ICX6450-24P or something newer like ICX7450-24P if you want more 40Gbps or 10Gbps uplinks via modules.

Mikrotik: I had lots of firmware issues, got tired of waiting or reapplying updates. Got rid of my switches.
Netgear: WebUI is limiting/frustrating at times, but gets the job done. I did some of these recently where I needed N-BaseT PoE and didn't want to pay for brand-new Brocade gear to get this.
Brocade: No I haven't considered it. Should I?
Requirements: I honestly don't know what my requirements are. I'm not saying that to be witty, just being honest that I've never done 10gbe before. In my racks I've always had infiniband so I don't have a ton of 10gbe experience. I currently have pfsense as a router-on-a-stick with a little Cisco SG300-10 L3 switch in L3 mode as the top/core switch. Our internet connection is 300/300 and the home is wired with cat5e. I wired it and I ran smurf tubes so running 6a/7/8 or fiber is no big deal.

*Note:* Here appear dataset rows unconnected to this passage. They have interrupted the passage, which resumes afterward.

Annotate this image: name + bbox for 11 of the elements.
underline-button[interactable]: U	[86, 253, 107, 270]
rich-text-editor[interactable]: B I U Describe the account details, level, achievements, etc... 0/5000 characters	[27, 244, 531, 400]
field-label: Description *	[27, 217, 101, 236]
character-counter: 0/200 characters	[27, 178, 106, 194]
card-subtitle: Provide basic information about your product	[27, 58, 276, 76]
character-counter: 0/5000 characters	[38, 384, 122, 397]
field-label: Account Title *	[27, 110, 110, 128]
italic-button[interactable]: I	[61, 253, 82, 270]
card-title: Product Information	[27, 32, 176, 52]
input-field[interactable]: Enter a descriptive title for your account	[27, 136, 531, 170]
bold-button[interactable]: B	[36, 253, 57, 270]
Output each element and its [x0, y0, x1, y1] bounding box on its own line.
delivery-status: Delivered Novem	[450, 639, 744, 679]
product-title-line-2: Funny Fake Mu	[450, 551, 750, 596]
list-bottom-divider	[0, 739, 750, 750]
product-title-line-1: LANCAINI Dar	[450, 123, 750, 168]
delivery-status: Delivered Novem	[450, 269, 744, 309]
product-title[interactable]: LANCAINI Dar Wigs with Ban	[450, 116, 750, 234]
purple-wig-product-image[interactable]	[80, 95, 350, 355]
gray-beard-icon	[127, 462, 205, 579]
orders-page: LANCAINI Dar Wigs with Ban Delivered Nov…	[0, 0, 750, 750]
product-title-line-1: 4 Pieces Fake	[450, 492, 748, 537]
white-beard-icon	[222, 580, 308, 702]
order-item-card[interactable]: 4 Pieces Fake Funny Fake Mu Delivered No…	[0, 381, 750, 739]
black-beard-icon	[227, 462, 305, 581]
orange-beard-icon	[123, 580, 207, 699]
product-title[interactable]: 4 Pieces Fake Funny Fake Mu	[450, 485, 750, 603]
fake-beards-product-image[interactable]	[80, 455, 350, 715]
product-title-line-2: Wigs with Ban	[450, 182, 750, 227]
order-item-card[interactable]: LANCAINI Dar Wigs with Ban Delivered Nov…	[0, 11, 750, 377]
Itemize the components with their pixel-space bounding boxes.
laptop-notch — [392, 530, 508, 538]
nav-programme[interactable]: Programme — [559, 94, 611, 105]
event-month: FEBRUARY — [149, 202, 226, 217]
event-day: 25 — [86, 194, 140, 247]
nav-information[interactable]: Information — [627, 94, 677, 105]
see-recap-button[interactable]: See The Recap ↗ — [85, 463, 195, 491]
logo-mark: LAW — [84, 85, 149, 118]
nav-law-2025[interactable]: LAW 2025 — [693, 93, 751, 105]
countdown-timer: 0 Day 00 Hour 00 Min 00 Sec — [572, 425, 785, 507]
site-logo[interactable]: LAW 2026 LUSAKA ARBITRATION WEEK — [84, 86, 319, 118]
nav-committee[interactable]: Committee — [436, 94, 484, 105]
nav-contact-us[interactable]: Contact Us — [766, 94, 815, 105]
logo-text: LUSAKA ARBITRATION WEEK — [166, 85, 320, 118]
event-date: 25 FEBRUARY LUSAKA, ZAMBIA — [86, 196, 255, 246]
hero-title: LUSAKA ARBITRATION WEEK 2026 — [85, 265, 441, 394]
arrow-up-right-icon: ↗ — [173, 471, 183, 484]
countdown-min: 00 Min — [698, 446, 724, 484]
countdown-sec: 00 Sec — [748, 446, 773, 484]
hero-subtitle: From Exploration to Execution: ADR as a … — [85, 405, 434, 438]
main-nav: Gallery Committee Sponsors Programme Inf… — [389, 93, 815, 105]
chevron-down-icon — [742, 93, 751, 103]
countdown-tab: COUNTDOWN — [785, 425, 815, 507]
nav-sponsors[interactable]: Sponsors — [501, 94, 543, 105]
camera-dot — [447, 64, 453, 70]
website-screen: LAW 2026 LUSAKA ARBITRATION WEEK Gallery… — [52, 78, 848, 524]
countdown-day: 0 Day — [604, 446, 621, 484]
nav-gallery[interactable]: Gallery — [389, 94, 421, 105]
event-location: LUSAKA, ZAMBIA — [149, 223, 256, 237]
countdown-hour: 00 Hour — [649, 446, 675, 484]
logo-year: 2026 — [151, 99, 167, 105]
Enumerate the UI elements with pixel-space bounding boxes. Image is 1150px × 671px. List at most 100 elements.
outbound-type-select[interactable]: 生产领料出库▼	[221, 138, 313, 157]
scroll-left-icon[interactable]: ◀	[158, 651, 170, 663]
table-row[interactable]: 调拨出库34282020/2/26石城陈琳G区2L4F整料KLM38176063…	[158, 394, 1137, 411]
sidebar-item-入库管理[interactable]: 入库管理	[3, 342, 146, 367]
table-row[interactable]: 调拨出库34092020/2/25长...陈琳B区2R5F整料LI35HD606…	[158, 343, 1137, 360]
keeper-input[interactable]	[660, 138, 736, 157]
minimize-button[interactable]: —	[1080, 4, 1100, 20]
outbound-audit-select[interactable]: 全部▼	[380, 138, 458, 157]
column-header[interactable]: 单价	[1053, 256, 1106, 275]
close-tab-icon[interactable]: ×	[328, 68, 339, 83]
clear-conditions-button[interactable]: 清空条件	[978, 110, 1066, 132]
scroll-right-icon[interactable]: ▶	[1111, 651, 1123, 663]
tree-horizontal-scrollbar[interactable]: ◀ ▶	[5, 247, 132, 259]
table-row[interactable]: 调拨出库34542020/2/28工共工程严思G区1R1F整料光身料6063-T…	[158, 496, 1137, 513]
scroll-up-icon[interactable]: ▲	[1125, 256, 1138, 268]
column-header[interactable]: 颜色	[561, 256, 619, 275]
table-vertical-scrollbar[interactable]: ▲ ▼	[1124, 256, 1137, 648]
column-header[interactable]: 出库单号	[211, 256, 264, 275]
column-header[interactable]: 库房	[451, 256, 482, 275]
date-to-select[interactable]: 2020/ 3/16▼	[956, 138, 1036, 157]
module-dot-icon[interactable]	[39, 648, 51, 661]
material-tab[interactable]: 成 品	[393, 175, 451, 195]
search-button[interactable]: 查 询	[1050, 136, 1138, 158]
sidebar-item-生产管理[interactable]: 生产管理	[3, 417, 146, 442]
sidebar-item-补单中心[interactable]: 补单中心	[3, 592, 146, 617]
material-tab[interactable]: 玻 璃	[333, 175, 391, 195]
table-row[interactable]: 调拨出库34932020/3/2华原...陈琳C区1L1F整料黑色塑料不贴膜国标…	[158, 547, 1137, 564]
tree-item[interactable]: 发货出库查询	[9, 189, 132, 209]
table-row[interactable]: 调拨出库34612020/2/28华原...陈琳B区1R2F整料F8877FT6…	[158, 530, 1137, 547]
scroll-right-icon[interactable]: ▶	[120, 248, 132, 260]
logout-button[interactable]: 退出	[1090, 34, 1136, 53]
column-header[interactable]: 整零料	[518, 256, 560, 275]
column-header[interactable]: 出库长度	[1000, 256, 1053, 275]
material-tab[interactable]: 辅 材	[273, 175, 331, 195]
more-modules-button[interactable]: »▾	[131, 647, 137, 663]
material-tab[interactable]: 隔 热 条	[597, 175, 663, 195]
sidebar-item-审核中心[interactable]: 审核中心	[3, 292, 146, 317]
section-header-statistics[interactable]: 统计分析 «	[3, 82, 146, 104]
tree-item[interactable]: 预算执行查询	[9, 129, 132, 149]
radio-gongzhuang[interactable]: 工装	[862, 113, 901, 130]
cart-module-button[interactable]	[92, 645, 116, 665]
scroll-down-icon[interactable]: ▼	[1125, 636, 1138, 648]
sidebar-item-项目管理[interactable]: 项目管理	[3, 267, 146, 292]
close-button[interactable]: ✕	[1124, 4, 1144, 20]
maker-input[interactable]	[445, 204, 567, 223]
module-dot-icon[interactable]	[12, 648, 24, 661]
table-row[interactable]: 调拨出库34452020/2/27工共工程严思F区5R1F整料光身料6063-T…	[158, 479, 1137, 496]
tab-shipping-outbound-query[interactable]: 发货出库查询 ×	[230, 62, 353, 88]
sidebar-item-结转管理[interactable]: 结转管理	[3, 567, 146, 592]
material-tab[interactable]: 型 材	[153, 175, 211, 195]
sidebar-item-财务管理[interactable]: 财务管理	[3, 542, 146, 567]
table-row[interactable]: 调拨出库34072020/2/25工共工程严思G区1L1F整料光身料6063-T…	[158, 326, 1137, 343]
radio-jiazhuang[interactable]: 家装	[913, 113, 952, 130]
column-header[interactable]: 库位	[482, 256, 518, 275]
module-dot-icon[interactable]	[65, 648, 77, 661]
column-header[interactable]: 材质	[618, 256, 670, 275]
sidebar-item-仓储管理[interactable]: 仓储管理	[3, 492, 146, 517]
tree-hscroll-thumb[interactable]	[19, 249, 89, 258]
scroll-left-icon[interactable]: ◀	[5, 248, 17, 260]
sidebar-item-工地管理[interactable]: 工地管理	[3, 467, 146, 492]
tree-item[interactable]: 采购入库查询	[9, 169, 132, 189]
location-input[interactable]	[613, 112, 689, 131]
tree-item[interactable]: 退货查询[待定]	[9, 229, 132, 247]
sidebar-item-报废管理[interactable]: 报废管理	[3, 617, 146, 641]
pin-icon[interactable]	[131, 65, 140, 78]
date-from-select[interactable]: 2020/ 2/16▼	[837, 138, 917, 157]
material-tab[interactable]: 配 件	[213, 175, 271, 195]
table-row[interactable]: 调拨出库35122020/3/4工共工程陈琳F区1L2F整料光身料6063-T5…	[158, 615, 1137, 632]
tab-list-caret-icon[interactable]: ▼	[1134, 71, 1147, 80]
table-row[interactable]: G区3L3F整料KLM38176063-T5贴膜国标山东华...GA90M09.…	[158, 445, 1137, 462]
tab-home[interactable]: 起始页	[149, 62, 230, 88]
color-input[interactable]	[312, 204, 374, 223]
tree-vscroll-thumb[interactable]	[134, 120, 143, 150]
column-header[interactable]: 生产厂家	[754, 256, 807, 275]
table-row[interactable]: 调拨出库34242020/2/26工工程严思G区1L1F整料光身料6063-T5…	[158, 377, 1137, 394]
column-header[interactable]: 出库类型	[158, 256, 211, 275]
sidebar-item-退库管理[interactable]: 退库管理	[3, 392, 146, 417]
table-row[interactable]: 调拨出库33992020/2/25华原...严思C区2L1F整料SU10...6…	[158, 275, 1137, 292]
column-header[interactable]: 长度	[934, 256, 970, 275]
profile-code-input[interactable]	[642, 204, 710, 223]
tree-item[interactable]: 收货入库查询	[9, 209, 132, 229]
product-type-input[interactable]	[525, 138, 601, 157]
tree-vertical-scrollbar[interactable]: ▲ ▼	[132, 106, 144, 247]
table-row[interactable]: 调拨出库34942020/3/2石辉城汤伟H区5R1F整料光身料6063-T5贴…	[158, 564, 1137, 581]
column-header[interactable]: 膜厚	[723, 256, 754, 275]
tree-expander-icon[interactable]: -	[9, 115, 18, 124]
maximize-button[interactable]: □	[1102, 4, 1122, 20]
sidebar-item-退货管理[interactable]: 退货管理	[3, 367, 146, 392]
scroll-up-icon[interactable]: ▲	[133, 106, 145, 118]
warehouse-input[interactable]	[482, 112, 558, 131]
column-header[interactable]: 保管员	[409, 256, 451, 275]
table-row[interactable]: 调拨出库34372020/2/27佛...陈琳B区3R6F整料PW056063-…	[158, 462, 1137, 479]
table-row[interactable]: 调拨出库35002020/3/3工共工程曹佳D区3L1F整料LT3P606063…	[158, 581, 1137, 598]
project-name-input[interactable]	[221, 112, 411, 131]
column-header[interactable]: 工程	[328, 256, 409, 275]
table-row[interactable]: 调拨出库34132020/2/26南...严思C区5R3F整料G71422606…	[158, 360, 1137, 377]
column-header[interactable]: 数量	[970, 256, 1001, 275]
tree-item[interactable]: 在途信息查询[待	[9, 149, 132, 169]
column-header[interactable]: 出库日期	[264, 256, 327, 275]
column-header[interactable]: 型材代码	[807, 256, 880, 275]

Everything is either single gigabit or gigabit LACP links. I don't need 10gbe. I don't even need 2.5gbe. I'm maxing out the gigabit connection (actually about 800mbps) a couple times per day. Being able to push 1.25gbe would probably solve the bottleneck and save me about 30-ish minutes every time I run that job. But, if I'm maxing out gigabit and saying 2.5GbE would fix it, then at a minimum I should be looking at 5GbE and since 2.5 and 5 are cat5e band aids, just go 10gbe.

I don't need to internally route more than maybe 400mbps (through pfsense). Outbound through pfsense to wan, maybe 25-30mbps. 50 max. That said, my new pfsense hardware is an i5-8400t with 16gb ddr4 so should be plenty for the short term. I was looking to mirror my same setup with faster/bigger hardware: 10gbe, bigger/faster pfsense router-on-a-stick, bigger/faster core/top L3 10gbe switch and then instead of the small Cisco SG300-10 switches, get something in the 24port PoE range to deal with most of the house, the WAP's and IP cameras on one switch.

I have a Cisco background so it would be nice to stay Cisco, but again, for the prices it's just not worth it. I want a Cisco CBS350-24MGP-4X-NA or CBS350-24NGP-4X-NA in a little smaller chassis and for $1,000 or less. I think it's nuts to pay ~$5k for switch hardware but it seems that there is no alternative. The two Cisco switches I listed are ~$2k each and then I'd probably need 1-2 more with 10gbe ports so in the end it would be closer to $5k all-in.

I've never used MT so zero experience. I bought the little 4-port sfp+ switch a few months ago, factory reset it, saw that it looked like a confusing mess when I logged into it and it's sat there (powered on via PoE) since being unused. The netgear was just something I had found listed on Amazon warehouse open-box but looks like someone bought it or the listing is gone. If I were to pay $1,000 for a switch I'd rather have it be a Cisco brand, not a Netgear.

Does that explain the requirements? The only other requirement is heat and size. This needs to go in my front hall coat closet so as shallow depth as possible and somewhat cool.